Cerca de Grote Markt entré en una tienda de recuerdos, regida por una pareja entrada en años, que sonreía como una marca imborrable de su gesto. El hombre, una humanidad grande, fuerte, ancha, de vastas manos, espaldas cargadas por el peso de la edad y cabeza en proporción, con un rostro cubierto de arrugas como profundos surcos labrados por el arado del tiempo, de pelo hirsuto y muy blanco. En mangas de camisa sobre la que lucían dos tirantes gastados, mientras me servía, preguntó mi origen en una suerte de inglés con marcado acento local. – Where are you from? A lo que yo contesté con un inglés de inequívoco acento bellotero: – Spain. Y en un intento de hacer patria, añadí: – ¡Extremadura!
La inicial y satisfecha expresión de aquel hombretón se tornó desconcierto con mis últimas palabras. No me ubicaba; ignoraba mi lugar de procedencia a pesar de mi insistencia, y de decirle que nos damos la mano con Portugal, a la que el hombre situaba en el mapa de su conocimiento; pero aquella Extremadura, y tal vez mi forma de decirlo, no dejaban de parecerle, posiblemente, arameo mezclado con sumerio y algunas gotas de griego arcaico.
De repente, estando a menos de 50 kilómetros de su cuna, y como último recurso, se me ocurrió decir: – Carlos V. Su mirada se iluminó, alzó los brazos y, con un supremo y titánico esfuerzo por hacerse entender, con mucha dificultad y una extraña mezcla de acentos, me dijo: – ¡Aaahhhh! Yuste, 1558, hijo de Juana la Loca, ¡que no estaba loca, no, no! ¡Loca por su padre, sí, sí! Y seguía sonriendo. Su mujer, sin decir nada, también.
Confieso que sus explicaciones, su cercanía, su voluntad, y aquella suerte de improvisada ‘inmersión lingüística’, a la par de sorprenderme, me llenaron de satisfacción. ¡Nostalgia! ¡Es lo que tienen los años!

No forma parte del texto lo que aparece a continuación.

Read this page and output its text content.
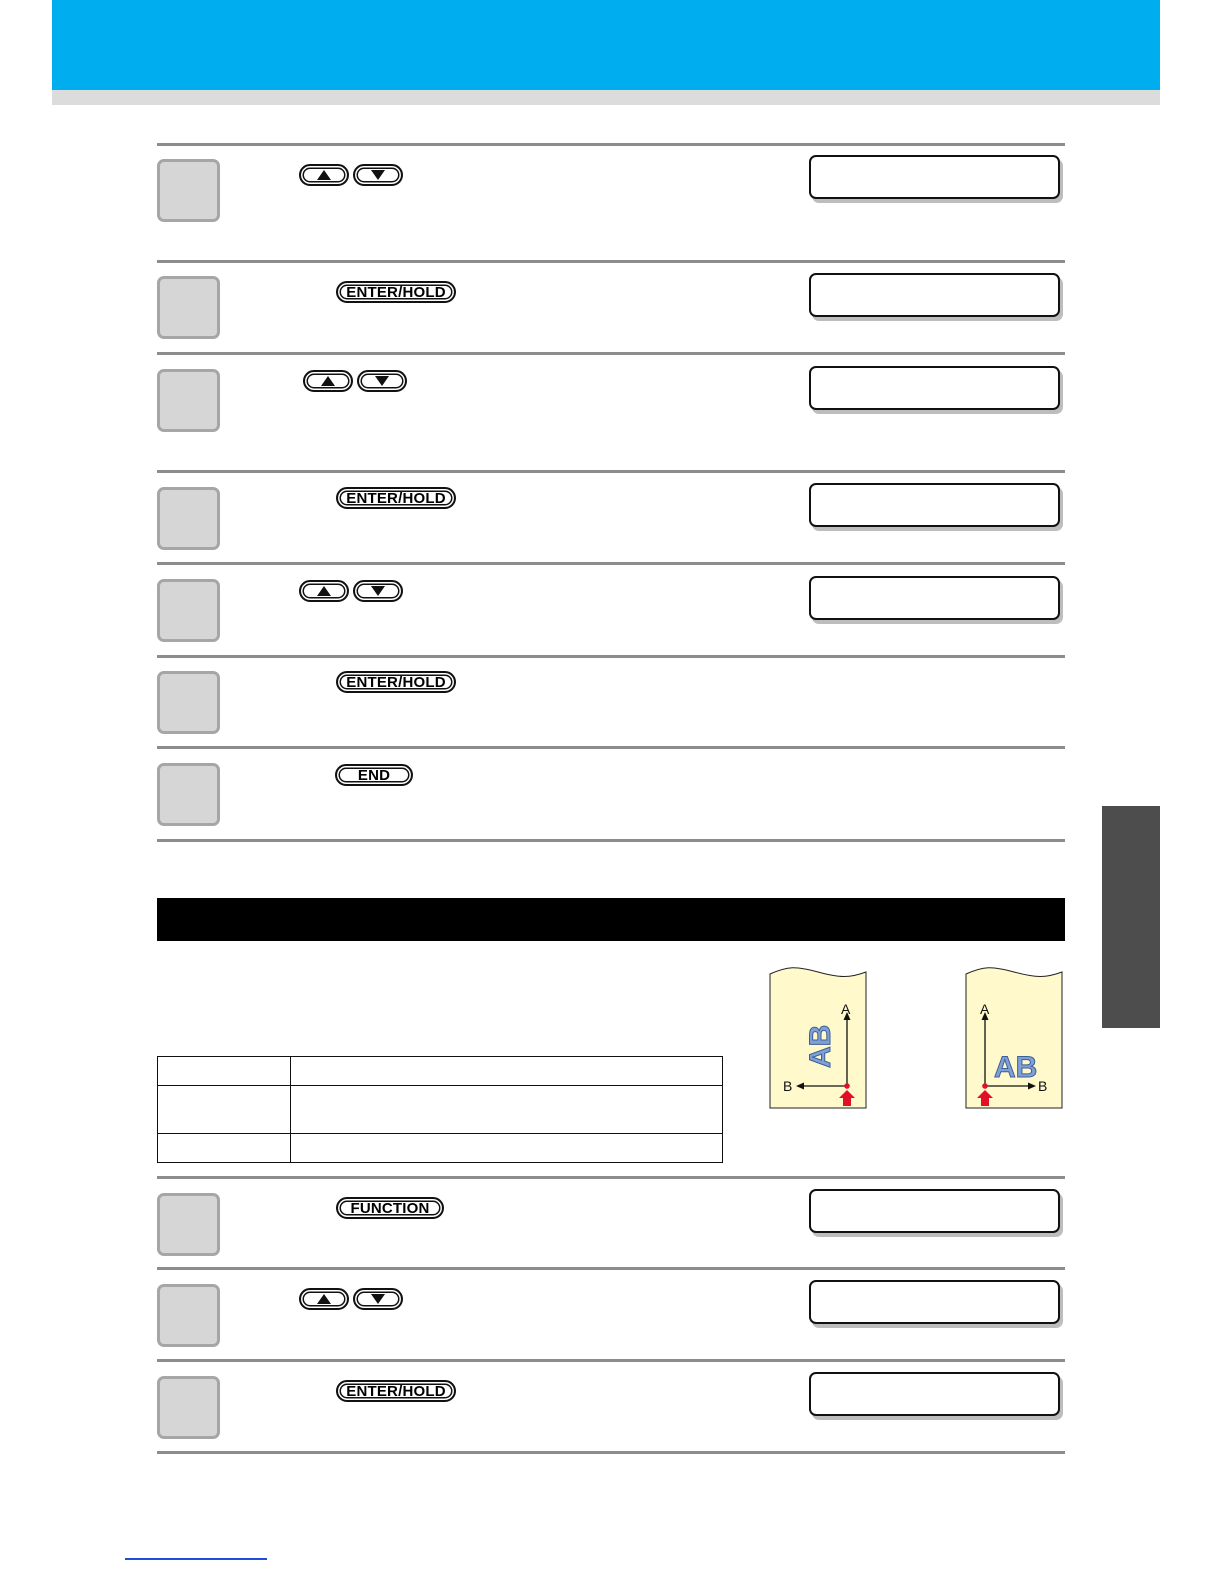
ENTER/HOLD
ENTER/HOLD
ENTER/HOLD
END

AB
A
B
AB
A
B
FUNCTION
ENTER/HOLD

Por definición, inmersión lingüística es la exposición a una segunda lengua, para aprenderla más rápidamente y lograr el bilingüismo de los aprendices. Y según el Instituto Cervantes, “el objetivo último de un programa de inmersión es que los aprendientes sean competentes en ambas lenguas, es decir, que sean bilingües”.
Yo, que posiblemente soy un ignorante, en lo que quieren, buscan, traman los hijos de Wilfredo el Velloso no barrunto intención de llegar a esa dualidad, sino todo lo contrario. Y no sé si por nostalgia, o por justa exigencia, necesito que me expliquen la causa que mueve a quien se esfuerza para hacerse entender, teniendo auténticos porqués para no hacerlo, y la intransigencia, el inmovilismo, de quien parece, por encima de todo, no querer hacerlo con lo que respira a este lado de los ‘paisos’, y además conseguir indulgencia plenaria. Yo, me quedo con mi historia flamenca.
¡Ay! La enfermedad del ignorante es ignorar su propia ignorancia, que dijo el filósofo.